Open alberdingk-thijm opened 3 years ago

alberdingk-thijm commented 3 years ago

The current precedence levels used when printing seem to have some minor inconsistencies which lead to the absence or redundancy of parentheses in some places. These occur in a couple different situations:

open Nv_lang
(* a function for reprinting parsed strings *)
let f s = Printing.exp_to_string (Parser.expreof Lexer.token (Lexing.from_string s);;
(* operator function arguments are missing parentheses *)
let s = "foldNodes (fun u -> fun v -> fun acc -> assert_node u v && acc) sol true";;
f s;; (* u"foldNodes fun u~0 -> fun v~0 -> fun acc~0 -> ((assert_node~0 u~0 ) v~0 ) && acc~0    sol~0 true" *)
(* extra parentheses around function bodies *)
let t = "fun u -> fun v -> match (u,v) with | (None, None) -> false | (_, _) -> true";;
f t;; (* u"fun u~0 -> fun v~0 -> (match (u~0,v~0) with \n | (None,None) -> false\n | (_,_) -> true\n)  " *)

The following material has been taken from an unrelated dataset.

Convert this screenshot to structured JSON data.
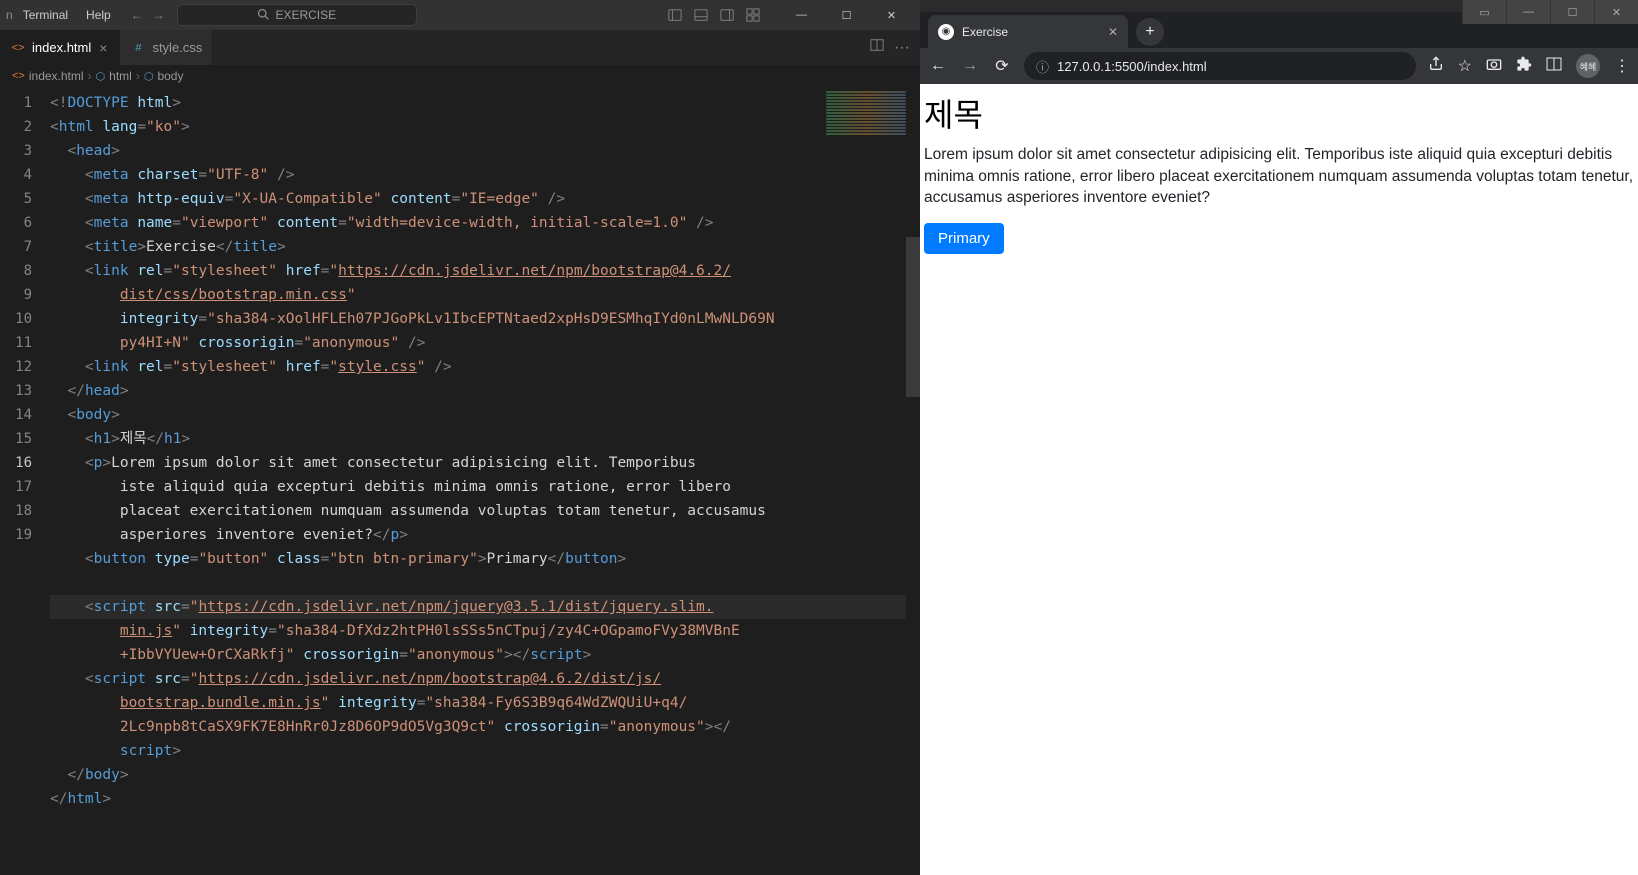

I'd like to fix these inconsistencies but I'm not too familiar with how the precedence levels align between the printer and the parser.

alberdingk-thijm commented 3 years ago

@DKLoehr @nickgian can either of you lend any insight into this, or how I could modify prec_exp and the other functions here? I can see that we have some functions where parentheses get added if the precedence is lower than max_prec (func_to_string, closure_to_string) and then in exp_to_string we add parentheses if the precedence is higher in the inner expression relative to the outer one.

DKLoehr commented 3 years ago

Don't think I have much to contribute here -- if I were to try to fix this myself I'd probably just try a bunch of examples and see what the parser does, then edit printing to match that. I suspect we probably erred on the side of putting in more parens than necessary to be safe. If there are any cases where the printed version doesn't actually parse to the same thing (especially if parens are missing) that's worth fixing, but I never thought too hard about the inner workings of the printer.